【字遊行·西西里】藍色

字遊行 | by  李籽溪 | 2026-08-28

梁從小就有個壞習慣,他什麼東西都不捨得扔,不是貴重的東西,這些恰恰全是那些別人覺得沒用的東西。二五年他正好高中畢業,十九歲,就快要二十歲了,從維爾茨堡坐車去了西西里。他帶的行李不多:一隻行李箱,一個米黃色的小挎包,一頂後來買的草帽,肩上披著綠色的小披肩。箱子裡裝衣服,小挎包裡裝另一些東西:一塊拇指大的黑曜石,一簇很小的白水晶,一枚印著漢堡市政廳的硬幣,三張過期的從法蘭克福到維爾茨堡的車票,一顆從美茵河畔撿回來的鵝卵石,還有一張不知道是哪年聖誕節留下來的糖紙。


他不肯把這些東西扔掉。別人問他為什麼,他總是說:「這是紀念品。」


「紀念什麼呢?」


「我不知道。」


這句話倒是真的,梁常常不知道一件東西是在紀念什麼,也許是一個下午,也許是一段路,也許是某個人站在窗戶旁邊突然說了一句毫無意義的話。有些事情發生的時候一點都不重要,幾年以後卻會忽然從一張車票、一粒石子或者是一枚硬幣裡完整地長出來。


所以梁覺得紀念品和種子其實差不多。只是別人把種子埋在泥土裡,他把種子放在斜挎小包裡。


維爾茨堡的早晨有一點涼。火車離開車站以後,美茵河很快地從窗外退了過去。遠處葡萄園一排一排地爬在山坡上。河水是發暗的幽綠色,德國夏天的綠色並不透明,它沉在黑森林裡面,被樹影一層一層地壓著。


梁坐在窗邊,他的膝蓋上攤著一本礦物的小冊子。他喜歡礦物,不是因為礦物值錢,也不是因為他要學礦物。他其實連大部分的晶體都背不完整,他只是覺得每一個石頭都有它的性格。


黑曜石像一個冷峻的老教授,他穿著大衣,領子永遠扣到最高的一顆風紀扣。說話的時候不看任何人,他一生大概只愛過一次,後來就沒有再提過。他的書房裡沒有窗簾,冬天下午四點鐘已經全黑了。書架上全是一些沒有人願意讀的書。「黑格爾、斯賓諾莎?挺適合這傢伙的。」他暗暗想。

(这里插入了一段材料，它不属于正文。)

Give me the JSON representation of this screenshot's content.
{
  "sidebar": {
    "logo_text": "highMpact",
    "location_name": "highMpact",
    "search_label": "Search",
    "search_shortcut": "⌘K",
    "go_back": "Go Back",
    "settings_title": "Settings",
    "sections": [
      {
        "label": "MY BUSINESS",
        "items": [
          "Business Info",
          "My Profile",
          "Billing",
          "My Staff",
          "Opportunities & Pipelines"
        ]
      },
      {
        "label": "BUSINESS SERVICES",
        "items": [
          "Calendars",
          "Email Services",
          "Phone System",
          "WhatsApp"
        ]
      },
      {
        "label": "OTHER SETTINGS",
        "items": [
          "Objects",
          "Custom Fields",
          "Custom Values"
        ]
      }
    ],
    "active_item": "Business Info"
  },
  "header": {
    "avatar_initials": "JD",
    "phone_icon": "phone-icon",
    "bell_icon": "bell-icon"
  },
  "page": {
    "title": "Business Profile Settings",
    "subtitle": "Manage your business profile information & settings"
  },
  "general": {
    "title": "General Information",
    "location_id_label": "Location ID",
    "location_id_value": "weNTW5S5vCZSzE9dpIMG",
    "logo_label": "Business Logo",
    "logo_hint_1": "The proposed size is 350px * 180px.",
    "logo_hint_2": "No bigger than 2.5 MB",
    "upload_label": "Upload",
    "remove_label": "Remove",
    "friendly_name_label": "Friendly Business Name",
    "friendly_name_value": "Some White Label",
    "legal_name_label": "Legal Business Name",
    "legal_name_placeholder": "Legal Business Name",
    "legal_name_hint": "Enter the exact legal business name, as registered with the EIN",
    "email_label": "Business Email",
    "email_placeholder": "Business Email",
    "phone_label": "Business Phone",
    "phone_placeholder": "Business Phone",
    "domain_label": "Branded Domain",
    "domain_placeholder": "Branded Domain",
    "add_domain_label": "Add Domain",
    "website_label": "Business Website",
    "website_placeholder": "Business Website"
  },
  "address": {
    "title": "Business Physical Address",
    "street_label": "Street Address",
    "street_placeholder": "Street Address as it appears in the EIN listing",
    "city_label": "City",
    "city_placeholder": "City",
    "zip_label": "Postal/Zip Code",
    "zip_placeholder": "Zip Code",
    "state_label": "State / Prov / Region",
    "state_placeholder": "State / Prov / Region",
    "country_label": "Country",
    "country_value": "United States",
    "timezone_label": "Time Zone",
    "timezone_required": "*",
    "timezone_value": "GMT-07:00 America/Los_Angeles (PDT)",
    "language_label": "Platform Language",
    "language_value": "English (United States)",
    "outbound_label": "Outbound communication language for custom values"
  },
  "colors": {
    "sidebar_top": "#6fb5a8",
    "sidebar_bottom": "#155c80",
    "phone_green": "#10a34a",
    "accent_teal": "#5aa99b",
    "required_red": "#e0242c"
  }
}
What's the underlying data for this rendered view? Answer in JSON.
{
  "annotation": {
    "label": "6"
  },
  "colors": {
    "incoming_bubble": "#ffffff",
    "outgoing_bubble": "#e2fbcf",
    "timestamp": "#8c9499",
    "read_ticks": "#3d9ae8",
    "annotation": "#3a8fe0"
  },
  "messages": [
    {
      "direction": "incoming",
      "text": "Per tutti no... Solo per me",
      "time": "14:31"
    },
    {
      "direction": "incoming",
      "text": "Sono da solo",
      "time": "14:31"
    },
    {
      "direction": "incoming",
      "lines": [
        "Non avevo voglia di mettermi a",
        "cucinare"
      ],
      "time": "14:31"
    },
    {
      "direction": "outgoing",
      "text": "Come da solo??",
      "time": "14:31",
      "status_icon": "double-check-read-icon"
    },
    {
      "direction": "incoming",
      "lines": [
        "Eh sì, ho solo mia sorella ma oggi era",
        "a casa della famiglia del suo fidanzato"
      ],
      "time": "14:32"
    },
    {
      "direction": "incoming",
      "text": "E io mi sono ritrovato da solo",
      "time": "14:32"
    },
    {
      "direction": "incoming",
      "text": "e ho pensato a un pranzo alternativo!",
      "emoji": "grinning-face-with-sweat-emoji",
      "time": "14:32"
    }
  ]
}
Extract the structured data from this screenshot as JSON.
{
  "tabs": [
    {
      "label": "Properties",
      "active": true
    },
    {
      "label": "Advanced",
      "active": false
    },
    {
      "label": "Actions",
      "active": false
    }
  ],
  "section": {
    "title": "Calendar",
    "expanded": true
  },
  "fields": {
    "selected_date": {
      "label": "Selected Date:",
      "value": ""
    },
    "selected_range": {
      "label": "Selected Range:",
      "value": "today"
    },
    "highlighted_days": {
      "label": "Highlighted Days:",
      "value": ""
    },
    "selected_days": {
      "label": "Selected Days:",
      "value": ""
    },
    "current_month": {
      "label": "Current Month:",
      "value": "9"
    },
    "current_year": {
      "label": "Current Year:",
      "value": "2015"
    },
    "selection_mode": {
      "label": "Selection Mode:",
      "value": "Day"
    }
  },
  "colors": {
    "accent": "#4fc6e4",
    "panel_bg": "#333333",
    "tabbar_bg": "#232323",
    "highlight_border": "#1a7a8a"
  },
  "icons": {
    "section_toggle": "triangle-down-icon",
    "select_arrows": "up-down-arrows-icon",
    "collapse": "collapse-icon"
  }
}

他在礦物紀念商店裡看見黑曜石的時候,就覺得這個老教授正在生氣。「為什麼生氣呀?」同學問道,咧著嘴笑著,栗色的頭髮下,年少的臉上布著雀斑。


「我倒是不知道。」梁把黑曜石舉了起來,對著光看。


「不允許你畢業吧,哈哈哈。」


梁瞟了一眼這個雀斑小子,撅了撅嘴,「別這樣,我不高興了。」


石英就完全不同,石英是一位優雅的女士。


他第一次把這件事情告訴別人的時候,對方問:「為什麼石英是女士啊?」


梁說:「因為她會跳舞。」


他說得理所應當。真正的石英受到電壓以後會產生極其微小的形變,又可以把機械形變轉化為電信號,因此人們用石英晶體製造振盪器。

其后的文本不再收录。